Rain has at one point claimed to investors that it has held advanced talks to sell systems to Google, Oracle, Meta, Microsoft and Amazon. Microsoft declined to comment, and the other companies did not respond to requests for comment.

Security fear

The funding round led by Prosperity7 announced last year brought Rain's total funding to $33 million as of April 2022. That was enough to operate until early 2025 and valued the company at $90 million excluding the new money raised, according to disclosures to investors. The documents cited Altman's personal investment and Rain's letter of intent with OpenAI as reasons to support the company.

In a press release from Rain for fundraising last year, Altman applauded the startup for to have produced a prototype in 2021 and said it "could significantly reduce the cost of creating powerful AI models and hopefully one day help enable true artificial general intelligence."

Prosperity7's investment in Rain attracted interest from the interagency Committee on Foreign Investment in the United States, which has the power to reject deals deemed to threaten national security.

CFIUS, as the committee is known, has long been concerned about China gaining access to advanced American semiconductors, and has become increasingly concerned that China is using intermediaries in the Middle East to quietly learn more about critical technology, says Nevena Simidjiyska, a partner at law firm Fox Rothschild who helps clients with CFIUS reviews. "The government doesn't care about the money," she says. “It cares about access and control and the power of the foreign party.”
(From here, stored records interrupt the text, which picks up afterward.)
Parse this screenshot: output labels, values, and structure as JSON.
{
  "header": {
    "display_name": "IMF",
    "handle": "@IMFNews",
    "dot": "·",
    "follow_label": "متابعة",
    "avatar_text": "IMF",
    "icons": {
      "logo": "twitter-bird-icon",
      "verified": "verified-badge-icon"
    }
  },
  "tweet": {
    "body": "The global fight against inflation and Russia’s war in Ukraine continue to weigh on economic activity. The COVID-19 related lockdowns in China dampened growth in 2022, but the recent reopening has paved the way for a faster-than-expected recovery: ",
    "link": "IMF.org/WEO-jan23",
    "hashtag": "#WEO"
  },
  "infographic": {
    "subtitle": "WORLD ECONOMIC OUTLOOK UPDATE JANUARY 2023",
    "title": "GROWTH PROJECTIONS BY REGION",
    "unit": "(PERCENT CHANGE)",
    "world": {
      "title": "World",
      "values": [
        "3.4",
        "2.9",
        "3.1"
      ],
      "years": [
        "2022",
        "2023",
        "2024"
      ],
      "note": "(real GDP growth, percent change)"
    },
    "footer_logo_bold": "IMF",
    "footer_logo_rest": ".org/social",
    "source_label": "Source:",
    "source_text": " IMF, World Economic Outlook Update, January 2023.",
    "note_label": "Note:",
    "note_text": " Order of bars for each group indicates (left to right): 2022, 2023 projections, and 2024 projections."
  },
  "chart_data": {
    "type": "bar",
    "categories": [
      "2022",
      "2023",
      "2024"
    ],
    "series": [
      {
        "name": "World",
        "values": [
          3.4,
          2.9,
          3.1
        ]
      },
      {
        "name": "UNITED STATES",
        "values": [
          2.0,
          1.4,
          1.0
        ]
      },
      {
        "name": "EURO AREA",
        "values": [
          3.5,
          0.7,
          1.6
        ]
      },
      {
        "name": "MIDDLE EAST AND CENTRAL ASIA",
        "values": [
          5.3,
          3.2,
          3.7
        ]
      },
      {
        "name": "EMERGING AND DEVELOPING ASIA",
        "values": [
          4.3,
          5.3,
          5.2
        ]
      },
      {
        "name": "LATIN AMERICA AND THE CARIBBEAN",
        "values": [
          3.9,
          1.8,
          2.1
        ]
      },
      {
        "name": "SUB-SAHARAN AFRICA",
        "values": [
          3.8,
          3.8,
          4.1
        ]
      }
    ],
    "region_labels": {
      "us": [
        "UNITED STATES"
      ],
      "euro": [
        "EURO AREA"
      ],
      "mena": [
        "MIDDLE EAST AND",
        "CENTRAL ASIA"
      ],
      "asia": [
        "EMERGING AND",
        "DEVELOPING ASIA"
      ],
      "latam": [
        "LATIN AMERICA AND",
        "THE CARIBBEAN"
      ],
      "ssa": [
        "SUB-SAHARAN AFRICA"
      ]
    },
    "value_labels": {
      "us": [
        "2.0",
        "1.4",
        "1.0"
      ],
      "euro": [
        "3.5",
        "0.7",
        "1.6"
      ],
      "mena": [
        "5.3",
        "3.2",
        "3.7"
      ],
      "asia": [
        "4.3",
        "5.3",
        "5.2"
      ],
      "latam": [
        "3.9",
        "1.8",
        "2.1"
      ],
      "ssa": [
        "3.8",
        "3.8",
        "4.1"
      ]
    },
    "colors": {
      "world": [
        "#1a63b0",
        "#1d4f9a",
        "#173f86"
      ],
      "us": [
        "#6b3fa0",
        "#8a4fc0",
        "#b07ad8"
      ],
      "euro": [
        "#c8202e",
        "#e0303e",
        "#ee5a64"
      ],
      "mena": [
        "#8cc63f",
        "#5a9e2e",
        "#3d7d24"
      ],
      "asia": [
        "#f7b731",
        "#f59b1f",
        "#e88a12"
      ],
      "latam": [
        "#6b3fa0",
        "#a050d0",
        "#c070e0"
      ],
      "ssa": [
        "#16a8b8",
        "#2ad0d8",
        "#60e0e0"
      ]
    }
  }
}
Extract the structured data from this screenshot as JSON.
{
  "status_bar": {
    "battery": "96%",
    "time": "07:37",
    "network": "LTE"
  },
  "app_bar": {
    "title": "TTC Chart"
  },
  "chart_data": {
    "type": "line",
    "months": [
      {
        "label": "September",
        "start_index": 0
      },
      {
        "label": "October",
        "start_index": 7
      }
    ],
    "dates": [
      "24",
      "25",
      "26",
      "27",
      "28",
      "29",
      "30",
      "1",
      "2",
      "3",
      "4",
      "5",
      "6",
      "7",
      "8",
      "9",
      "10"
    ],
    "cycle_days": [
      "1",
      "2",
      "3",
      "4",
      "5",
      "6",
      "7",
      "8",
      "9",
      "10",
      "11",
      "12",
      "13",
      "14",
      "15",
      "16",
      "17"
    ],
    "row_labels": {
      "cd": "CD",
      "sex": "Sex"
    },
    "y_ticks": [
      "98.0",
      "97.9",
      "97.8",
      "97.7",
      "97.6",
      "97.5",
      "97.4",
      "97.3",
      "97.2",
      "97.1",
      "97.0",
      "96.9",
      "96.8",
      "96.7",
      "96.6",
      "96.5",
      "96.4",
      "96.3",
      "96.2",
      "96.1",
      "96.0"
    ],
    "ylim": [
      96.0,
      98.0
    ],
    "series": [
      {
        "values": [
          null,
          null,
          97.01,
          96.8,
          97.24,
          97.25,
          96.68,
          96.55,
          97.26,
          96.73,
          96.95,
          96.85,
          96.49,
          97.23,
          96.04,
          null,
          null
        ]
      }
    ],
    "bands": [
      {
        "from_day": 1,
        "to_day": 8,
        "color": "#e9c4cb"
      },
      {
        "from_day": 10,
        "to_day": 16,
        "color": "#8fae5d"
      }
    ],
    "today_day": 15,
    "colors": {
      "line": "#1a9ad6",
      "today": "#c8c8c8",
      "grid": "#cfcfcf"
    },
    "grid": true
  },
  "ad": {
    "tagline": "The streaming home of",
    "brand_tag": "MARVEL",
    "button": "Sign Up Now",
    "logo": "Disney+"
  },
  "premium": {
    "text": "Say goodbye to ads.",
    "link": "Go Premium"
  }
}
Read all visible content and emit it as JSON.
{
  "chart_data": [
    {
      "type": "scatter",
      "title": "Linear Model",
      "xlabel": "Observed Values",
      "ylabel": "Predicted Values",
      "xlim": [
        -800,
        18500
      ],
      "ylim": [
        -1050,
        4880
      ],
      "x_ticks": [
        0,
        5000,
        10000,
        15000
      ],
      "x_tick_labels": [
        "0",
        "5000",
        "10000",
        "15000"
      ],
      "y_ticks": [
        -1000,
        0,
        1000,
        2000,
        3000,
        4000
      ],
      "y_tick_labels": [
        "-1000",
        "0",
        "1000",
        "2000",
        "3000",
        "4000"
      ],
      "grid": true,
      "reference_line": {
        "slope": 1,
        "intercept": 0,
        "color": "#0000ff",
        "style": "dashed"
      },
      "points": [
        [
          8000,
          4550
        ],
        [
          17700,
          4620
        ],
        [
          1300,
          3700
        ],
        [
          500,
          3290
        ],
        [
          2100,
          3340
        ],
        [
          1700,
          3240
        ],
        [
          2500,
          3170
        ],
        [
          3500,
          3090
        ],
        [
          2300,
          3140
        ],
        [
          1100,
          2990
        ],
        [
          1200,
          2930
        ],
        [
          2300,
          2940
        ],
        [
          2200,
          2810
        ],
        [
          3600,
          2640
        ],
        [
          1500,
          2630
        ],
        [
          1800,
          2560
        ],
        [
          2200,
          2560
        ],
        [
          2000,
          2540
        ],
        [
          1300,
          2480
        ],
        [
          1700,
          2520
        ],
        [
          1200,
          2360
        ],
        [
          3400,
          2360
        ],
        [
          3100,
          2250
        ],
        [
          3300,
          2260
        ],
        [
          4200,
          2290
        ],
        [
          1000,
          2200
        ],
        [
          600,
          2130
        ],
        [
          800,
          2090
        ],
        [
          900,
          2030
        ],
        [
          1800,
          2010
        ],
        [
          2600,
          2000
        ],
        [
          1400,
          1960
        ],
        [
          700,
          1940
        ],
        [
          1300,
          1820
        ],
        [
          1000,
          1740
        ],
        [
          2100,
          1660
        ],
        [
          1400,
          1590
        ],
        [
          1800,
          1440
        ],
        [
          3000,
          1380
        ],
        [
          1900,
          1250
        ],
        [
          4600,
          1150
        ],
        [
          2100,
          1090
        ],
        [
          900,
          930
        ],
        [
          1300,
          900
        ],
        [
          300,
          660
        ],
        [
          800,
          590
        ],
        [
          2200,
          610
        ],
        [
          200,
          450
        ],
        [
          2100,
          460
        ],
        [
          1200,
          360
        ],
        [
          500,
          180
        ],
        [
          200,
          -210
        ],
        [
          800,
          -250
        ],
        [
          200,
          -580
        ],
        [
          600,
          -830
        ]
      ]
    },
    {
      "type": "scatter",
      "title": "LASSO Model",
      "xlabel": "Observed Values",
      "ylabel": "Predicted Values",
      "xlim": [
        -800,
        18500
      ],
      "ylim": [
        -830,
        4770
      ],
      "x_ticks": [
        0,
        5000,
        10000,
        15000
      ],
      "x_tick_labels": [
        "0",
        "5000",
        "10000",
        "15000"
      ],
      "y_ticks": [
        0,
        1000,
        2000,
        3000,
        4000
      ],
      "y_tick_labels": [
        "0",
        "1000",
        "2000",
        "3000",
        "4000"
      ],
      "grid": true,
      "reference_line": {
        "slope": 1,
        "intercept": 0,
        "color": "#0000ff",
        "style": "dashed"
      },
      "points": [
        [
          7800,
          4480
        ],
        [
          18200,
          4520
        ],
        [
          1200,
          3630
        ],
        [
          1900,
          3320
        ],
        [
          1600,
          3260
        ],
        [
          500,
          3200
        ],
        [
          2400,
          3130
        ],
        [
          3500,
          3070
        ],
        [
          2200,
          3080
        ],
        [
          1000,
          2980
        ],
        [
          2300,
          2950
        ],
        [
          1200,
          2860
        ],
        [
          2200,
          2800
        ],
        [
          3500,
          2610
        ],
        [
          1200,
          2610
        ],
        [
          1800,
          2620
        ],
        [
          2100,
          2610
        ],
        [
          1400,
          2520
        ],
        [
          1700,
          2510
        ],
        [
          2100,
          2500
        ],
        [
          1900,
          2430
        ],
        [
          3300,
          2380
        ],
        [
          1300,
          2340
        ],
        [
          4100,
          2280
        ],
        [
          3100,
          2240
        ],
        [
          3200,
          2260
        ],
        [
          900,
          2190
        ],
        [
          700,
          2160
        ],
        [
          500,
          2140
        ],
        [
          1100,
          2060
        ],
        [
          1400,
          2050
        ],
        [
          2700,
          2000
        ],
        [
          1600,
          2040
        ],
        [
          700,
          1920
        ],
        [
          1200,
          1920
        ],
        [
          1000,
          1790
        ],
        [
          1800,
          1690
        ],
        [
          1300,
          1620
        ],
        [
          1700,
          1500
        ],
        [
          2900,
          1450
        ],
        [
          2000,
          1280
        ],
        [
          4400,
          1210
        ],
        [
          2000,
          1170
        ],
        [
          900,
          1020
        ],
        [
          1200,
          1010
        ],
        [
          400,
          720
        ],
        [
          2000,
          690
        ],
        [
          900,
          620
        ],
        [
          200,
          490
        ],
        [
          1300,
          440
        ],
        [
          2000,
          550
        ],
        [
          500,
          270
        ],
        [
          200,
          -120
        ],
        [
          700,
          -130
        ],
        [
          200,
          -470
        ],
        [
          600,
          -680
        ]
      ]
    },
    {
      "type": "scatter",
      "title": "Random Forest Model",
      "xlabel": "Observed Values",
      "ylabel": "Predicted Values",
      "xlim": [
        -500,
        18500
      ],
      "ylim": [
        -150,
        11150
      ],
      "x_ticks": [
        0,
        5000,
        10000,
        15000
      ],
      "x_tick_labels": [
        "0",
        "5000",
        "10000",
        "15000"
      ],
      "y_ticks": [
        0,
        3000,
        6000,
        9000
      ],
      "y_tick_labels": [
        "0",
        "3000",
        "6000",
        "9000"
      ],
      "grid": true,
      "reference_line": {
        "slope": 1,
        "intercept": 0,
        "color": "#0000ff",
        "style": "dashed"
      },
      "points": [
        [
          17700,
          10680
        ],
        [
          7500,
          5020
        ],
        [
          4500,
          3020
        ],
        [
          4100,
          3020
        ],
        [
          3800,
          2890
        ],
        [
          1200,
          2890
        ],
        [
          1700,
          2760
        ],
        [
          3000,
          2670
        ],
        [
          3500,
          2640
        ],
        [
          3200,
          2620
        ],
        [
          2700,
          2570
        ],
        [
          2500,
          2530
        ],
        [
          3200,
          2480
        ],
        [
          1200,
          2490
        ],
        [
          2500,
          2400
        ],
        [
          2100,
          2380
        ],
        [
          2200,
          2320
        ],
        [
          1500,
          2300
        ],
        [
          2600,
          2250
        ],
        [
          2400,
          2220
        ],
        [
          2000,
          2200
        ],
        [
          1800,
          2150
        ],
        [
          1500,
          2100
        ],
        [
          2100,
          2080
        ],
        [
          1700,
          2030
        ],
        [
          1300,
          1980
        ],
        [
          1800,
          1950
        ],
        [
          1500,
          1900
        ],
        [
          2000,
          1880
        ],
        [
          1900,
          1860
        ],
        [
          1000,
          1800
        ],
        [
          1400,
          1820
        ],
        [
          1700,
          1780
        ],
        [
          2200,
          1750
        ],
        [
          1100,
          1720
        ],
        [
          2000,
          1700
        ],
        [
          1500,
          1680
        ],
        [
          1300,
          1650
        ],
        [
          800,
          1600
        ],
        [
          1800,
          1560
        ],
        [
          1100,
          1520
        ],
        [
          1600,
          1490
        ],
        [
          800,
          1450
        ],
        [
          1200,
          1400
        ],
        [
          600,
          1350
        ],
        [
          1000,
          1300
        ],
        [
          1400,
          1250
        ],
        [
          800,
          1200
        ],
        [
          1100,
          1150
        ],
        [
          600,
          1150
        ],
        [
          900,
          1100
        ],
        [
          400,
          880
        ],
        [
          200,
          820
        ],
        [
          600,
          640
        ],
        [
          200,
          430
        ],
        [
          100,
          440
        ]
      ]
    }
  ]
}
Rain received a small seed investment from Chinese search engine Baidu's venture unit, apparently without issue, but the larger Saudi investment raised significant concerns. Prosperity7, a unit of Aramco Ventures, which is part of state-owned Saudi Aramco, could have possibly landed the oil giant and other major Middle Eastern companies as clients but also put Rain in close contact with the Saudi government.

Megan Apper, a spokeswoman for CFIUS, says the panel is "committed to taking all necessary actions within its authority to protect the national security of the United States" but that "in accordance with law and practice, CFIUS does not comment publicly on transactions that it may or may not review."

Data disclosed by CFIUS shows that the reviews hundreds of trades annually and, in the few cases where it has concerns, it usually devises safeguards, such as preventing a foreign investor from taking a board seat. It could not be determined why the committee demanded a full divestment from Rain.

Three lawyers who regularly work on sensitive deals say they could not recall any previous Saudi deals completely blocked by CFIUS. “Divestments themselves have been fairly rare for the past 20 years and has largely been a remedy reserved for Chinese investors,” said Luciano Racco, head of the international trade and national security practice at law firm Foley Hoag.

OpenAI will likely need to find partners with deep supporters if it is to gain control of its hardware needs. Competitors Amazon and Google have spent years developing theirs own customized chips for AI projects and can fund them with revenue from their lucrative core businesses. Altman have refused to rule out that OpenAI makes its own chips, but even that would require significant funding.